On Thursday, the Federal Reserve announced its third round of quantitative easing — in other words, a slew of asset purchases focused on the housing market, with the goal of easing unemployment and speeding up the economic recovery. The Fed will buy $40 billion in mortgage-backed securities each month for an indefinite period of time, until it is confident the outlook for the labor market has improved.
The statement from the Fed expresses dissatisfaction at the current rate of economic growth, and the need for proactive action:
Growth in employment has been slow, and the unemployment rate remains elevated. Household spending has continued to advance, but growth in business fixed investment appears to have slowed. The housing sector has shown some further signs of improvement, albeit from a depressed level. Inflation has been subdued, although the prices of some key commodities have increased recently. Longer-term inflation expectations have remained stable.
Consistent with its statutory mandate, the Committee seeks to foster maximum employment and price stability. The Committee is concerned that, without further policy accommodation, economic growth might not be strong enough to generate sustained improvement in labor market conditions.
With interest rates already at their lowest level —the “zero bound” — the Fed has resolved to take on a more active role in boosting the economic recovery. In buying up assets such as mortgage-backed securities from banks, the Fed is injecting money into the US economy, and keeping interest-rates low in the long-term.

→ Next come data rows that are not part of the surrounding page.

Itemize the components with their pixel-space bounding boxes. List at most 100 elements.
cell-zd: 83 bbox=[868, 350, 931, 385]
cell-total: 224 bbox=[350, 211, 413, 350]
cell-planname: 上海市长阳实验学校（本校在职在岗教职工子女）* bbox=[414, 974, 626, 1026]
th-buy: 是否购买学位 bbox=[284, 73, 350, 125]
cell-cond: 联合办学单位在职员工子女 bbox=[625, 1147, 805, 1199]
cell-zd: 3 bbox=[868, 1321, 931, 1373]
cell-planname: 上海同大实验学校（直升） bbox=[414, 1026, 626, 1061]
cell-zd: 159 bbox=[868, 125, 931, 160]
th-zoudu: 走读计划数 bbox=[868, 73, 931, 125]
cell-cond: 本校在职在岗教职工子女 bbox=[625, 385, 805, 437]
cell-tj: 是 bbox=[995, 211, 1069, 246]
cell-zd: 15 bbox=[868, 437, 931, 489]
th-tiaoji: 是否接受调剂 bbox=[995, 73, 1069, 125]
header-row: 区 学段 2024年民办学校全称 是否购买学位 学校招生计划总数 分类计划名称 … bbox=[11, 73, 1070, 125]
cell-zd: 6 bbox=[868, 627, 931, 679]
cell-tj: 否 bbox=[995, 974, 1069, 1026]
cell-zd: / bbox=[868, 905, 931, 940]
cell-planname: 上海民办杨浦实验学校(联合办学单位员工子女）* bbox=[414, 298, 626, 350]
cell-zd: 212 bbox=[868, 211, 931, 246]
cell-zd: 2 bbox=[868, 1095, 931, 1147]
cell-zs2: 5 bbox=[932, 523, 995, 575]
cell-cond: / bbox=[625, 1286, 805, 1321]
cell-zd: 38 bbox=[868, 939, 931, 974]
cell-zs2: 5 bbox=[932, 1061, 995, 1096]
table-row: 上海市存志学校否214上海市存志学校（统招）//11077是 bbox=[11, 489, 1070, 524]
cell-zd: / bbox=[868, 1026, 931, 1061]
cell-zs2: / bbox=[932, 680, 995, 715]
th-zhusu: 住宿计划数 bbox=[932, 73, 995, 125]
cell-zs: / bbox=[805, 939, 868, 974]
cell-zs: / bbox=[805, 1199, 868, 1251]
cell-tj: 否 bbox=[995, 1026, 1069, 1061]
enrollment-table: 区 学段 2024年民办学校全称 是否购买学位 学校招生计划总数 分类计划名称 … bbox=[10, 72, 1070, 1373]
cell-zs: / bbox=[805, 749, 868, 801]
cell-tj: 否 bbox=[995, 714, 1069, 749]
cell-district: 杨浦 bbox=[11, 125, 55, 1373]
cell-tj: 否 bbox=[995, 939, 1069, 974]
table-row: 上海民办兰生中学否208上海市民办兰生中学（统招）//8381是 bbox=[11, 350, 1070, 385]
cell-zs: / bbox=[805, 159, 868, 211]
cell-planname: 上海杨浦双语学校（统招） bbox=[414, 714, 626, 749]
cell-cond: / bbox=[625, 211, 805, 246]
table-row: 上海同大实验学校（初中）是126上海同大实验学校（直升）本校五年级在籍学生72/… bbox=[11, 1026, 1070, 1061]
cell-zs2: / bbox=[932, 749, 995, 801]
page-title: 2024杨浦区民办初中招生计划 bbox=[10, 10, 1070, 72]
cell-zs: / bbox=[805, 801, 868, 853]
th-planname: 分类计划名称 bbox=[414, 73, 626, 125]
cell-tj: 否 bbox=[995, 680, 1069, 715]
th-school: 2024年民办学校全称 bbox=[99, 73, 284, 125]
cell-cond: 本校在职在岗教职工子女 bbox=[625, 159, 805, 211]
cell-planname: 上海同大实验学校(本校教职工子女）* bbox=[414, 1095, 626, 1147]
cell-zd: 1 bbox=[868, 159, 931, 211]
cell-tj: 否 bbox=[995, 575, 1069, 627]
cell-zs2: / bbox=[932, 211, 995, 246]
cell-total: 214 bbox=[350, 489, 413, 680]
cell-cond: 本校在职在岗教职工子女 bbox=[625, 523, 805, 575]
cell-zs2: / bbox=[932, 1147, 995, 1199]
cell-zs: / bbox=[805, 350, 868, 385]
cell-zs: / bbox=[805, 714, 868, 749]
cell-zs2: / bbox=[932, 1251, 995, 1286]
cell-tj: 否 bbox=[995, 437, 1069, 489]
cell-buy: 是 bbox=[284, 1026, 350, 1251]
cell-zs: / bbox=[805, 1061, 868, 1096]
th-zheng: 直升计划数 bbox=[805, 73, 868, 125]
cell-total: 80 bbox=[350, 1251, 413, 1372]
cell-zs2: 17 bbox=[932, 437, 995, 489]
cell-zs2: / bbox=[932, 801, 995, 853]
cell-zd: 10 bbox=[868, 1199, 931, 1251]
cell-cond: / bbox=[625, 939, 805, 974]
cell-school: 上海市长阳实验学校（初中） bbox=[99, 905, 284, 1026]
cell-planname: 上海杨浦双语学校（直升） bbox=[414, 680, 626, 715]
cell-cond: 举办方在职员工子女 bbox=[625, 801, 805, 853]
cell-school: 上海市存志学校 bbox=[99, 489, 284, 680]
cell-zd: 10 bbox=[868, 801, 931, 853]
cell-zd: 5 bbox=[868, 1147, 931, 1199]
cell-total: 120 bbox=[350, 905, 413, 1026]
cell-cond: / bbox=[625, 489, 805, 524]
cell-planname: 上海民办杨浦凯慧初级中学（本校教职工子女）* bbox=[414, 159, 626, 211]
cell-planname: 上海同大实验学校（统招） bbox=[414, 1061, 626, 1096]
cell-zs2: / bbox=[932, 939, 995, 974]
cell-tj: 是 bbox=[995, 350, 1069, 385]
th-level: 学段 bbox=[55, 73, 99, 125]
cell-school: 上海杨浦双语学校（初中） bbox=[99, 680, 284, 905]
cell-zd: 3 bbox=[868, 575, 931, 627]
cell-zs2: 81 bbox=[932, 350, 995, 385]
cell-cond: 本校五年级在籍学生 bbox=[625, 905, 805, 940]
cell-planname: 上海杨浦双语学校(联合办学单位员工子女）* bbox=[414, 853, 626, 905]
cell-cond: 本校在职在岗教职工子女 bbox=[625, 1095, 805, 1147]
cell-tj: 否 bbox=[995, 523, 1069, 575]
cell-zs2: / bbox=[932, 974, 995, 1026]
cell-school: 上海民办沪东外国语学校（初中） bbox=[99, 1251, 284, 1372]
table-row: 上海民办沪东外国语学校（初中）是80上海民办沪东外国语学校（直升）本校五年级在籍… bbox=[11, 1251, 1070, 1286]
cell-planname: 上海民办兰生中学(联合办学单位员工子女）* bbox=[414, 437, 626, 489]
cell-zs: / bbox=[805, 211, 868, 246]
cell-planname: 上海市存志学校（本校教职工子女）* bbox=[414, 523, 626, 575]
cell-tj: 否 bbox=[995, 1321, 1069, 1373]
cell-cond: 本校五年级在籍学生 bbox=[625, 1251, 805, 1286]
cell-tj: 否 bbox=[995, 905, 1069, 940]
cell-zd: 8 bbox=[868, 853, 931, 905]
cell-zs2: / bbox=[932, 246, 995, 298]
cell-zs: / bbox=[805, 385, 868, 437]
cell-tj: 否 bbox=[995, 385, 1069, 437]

Together with the $40 billion a month to support mortgages, the Federal Open Market Committee (FOMC) is extending its 2011 Operation Twist program—an initiative of buying long-term Treasuries and simultaneously selling a portion of its short-term issues—which will total $85 billion a month in new assets.
“One of the main concerns that firms have is that there is not enough demand, people coming and demanding their products,” Federal Chairman Ben Bernanke said at a news conference in Washington. “If people feel their financial situation is better because their 401(k) is better, or their house is worth more, they’re more willing to go out and spend, and that’s going to provide the demand firms need to be able to hire and invest”
Bernanke reassured investors that he “would not accept the proposition that the Fed is out of ammunition. Our tools,” he continued,”while non-standard, still can create more accommodative financial conditions, can still provide support for the economy, can still help us to return to a more normal economic situation.”
The latest move from the Fed will be instrumental in restoring confidence in the marketplace. Already the markets have reacted positively, with the Dow Jones and the S&P 500 already at levels higher than in December 2007 and early 2008, respectively. The Dow surged 1.4% to 13,523.77, and the S&P 500 rallied 1.6% to 1,459.09. The Nasdaq increased 1.4% to 3,157.68.